Un détenu de 23 ans a été condamné mardi à deux ans de prison ferme pour l'agression, le 15 janvier dernier, de sept surveillants du centre pénitentiaire Pémégnan à Mont-de-Marsan, dans les Landes, où il purgeait une peine de 20 ans de prison pour meurtre.

Des "scènes de violence à froid". À l'issue de ce procès sous le régime de la comparution immédiate qui s'est déroulé sous haute sécurité avec forces de l'ordre cagoulées et lourdement armées, le tribunal de Mont-de-Marsan a donc suivi les réquisitions du procureur Olivier Janson qui avait demandé "a minima deux ans" contre Ilyes Tafer pour ces "scènes de violence à froid" ayant entraîné plusieurs incapacités de travail. Un renvoi sur intérêts civils a été fixé au 14 mai.

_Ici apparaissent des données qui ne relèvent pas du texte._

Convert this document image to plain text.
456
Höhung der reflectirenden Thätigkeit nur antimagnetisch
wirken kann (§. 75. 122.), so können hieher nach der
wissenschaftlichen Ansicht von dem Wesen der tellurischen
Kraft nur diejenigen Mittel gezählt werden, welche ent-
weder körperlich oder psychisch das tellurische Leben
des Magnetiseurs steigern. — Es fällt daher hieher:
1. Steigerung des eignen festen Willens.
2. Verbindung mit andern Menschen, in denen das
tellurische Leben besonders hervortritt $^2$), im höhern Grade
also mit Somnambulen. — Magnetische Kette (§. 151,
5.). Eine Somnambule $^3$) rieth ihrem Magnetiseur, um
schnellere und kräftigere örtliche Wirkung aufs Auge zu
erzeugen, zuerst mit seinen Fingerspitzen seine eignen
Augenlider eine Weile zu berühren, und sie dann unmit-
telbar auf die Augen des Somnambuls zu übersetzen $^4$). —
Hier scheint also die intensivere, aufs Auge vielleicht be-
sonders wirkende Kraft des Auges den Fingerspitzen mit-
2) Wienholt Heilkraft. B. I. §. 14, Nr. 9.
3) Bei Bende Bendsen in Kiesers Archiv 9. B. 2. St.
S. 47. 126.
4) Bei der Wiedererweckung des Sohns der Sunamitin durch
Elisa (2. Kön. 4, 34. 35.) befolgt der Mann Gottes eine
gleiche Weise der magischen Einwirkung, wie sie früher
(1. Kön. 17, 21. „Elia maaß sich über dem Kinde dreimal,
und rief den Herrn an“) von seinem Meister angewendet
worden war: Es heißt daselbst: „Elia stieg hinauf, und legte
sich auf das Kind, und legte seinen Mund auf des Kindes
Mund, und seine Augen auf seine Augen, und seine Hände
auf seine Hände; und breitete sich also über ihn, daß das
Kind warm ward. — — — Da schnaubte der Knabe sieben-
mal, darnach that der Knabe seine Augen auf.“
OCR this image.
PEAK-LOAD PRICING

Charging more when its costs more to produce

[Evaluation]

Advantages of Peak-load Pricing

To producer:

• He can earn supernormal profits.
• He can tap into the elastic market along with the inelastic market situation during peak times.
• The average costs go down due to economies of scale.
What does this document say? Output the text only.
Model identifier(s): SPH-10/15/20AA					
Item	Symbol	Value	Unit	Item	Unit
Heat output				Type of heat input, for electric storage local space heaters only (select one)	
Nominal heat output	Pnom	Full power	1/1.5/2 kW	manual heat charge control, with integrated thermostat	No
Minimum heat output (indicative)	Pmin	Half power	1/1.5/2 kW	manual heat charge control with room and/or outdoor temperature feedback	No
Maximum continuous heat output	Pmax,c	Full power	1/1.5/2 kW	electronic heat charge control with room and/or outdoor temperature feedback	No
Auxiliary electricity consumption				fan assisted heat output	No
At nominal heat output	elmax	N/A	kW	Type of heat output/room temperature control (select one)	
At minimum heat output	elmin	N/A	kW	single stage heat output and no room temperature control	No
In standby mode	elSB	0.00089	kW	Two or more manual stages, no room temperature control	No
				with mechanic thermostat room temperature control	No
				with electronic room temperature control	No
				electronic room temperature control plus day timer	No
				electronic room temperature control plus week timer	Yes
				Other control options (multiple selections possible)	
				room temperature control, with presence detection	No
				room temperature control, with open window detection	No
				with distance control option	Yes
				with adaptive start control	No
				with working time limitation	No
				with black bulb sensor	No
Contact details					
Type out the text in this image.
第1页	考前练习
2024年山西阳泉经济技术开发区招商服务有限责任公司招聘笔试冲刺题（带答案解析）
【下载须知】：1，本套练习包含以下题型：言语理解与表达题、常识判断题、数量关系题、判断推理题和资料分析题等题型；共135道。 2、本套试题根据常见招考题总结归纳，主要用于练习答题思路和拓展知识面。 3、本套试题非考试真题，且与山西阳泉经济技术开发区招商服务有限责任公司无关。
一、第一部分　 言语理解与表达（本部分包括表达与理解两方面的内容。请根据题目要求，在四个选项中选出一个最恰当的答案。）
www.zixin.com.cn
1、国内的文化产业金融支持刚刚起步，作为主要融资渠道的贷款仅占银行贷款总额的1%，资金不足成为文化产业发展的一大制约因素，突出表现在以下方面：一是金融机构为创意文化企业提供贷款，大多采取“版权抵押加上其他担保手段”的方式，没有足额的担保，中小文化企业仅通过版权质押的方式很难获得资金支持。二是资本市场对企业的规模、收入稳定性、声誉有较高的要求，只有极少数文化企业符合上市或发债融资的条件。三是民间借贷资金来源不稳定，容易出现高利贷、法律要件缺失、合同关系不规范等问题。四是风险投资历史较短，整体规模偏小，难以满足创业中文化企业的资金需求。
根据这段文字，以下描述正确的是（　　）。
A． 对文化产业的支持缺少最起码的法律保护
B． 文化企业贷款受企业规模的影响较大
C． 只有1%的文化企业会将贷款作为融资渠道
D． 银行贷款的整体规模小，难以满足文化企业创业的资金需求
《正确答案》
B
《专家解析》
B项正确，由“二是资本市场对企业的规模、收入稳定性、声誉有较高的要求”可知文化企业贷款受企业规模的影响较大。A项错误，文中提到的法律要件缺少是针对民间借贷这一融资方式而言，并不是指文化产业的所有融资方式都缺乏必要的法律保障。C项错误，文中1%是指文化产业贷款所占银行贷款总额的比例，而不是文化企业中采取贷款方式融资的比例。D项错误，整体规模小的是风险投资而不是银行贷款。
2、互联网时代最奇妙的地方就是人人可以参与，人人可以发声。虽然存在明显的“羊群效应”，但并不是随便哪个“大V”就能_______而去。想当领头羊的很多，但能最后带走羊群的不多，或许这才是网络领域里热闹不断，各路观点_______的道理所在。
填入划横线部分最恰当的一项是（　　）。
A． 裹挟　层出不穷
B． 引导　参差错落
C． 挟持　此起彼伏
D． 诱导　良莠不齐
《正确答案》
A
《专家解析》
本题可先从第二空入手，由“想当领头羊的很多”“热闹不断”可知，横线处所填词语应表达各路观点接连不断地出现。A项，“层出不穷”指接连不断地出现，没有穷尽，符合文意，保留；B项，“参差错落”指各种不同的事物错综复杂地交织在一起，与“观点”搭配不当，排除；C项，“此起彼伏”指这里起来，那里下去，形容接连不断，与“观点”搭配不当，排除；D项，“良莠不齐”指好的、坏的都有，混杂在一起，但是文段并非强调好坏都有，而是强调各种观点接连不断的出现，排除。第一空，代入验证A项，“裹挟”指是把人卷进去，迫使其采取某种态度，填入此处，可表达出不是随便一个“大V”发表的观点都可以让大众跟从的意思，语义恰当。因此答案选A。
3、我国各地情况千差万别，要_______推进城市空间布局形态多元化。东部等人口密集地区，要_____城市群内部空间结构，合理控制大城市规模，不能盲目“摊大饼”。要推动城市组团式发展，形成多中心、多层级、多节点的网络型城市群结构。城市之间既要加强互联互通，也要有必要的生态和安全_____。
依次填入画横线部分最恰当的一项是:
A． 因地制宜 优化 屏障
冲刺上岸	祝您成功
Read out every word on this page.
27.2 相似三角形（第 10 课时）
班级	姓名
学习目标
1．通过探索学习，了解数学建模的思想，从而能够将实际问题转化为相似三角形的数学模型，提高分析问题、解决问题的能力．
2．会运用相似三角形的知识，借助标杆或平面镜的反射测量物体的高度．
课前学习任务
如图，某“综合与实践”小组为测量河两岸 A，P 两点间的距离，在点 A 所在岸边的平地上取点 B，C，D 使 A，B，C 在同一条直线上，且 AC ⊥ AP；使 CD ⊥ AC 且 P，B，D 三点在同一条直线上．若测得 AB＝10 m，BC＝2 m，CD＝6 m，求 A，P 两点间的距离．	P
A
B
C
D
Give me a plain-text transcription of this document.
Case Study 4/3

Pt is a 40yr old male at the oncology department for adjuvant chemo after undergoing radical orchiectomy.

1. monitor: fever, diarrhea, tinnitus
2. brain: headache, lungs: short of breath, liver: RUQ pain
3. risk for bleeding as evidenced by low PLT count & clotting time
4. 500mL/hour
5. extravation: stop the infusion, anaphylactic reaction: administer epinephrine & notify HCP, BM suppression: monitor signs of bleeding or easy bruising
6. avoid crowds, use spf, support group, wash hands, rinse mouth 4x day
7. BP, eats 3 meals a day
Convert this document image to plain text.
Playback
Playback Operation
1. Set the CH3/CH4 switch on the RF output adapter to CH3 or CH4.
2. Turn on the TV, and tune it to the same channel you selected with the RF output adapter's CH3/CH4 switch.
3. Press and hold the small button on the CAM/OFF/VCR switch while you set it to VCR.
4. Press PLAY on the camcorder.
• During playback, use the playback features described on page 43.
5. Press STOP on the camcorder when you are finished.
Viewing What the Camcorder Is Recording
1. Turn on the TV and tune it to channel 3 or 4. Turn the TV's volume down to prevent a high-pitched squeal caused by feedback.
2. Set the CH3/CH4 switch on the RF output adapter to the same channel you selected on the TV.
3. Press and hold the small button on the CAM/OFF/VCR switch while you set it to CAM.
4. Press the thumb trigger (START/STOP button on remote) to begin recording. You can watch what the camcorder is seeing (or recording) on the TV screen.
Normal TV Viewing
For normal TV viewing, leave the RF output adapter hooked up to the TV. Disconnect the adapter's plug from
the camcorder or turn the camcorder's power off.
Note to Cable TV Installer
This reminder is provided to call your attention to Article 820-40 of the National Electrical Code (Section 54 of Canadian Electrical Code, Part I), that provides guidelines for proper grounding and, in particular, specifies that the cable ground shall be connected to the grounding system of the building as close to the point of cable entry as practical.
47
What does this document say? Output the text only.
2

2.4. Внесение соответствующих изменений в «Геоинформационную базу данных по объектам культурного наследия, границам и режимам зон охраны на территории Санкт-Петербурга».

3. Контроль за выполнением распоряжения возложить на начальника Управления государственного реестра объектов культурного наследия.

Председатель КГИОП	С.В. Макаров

"C'était pas prémédité, c'était pas pour Dieu". Ayant crié plusieurs fois "Allah Akbar" ("Dieu est le plus grand" en arabe) en fin d'agression, Ilyes Tafer, qui faisait l'objet d'un suivi pour risque de radicalisation, a expliqué : "Quand j'ai fini au sol, j'ai dit 'Allah Akbar' pour chercher du réconfort, ce n'était pas de la provocation. Je suis musulman, croyant, ce n'est pas pour autant que je suis radicalisé, c'était pas prémédité, c'était pas pour Dieu." 

Ilyes Tafer, qui, juste après l'agression, avait été transféré au centre pénitentiaire de Gradignan, en Gironde, a cependant reconnu une partie des faits de rébellion et violences, affirmant notamment n'avoir pas supporté la palpation proche de ses parties génitales alors qu'il y avait caché une cuillère qu'il devait, selon lui, donner à un codétenu. "En me débattant, j'ai dû blesser mais ce n'était pas volontaire", a-t-il dit. "J'aurais pas dû les agresser, j'ai pris une mauvaise décision et je regrette", a-t-il ajouté, se tournant vers certains des surveillants présents dans la salle pour s'excuser.

Déjà condamné à 20 ans de réclusion criminelle. Cette peine vient s'ajouter aux 20 ans de réclusion criminelle qu'il purge actuellement pour sa participation au lynchage mortel de Kevin Noubissi, étudiant en master de 21 ans, et Sofiane Tadbirt, éducateur de 22 ans, dans un parc d'Échirolles près de Grenoble, le 28 septembre 2012. Pour ces faits jugés en 2015, il est libérable en 2030, selon le parquet.

L'homme avait déjà agressé à deux reprises des "représentants de l'autorité publique" après sa condamnation à l'issue du procès de double meurtre d'Échirolles, tenu à huis clos à Grenoble en 2015. Avant cela, Ilyes Tafer avait été condamné en 2012 pour avoir poignardé le vigile d'un supermarché : âgé de seulement 18 ans, il était sorti de prison treize jours avant de récidiver à Échirolles.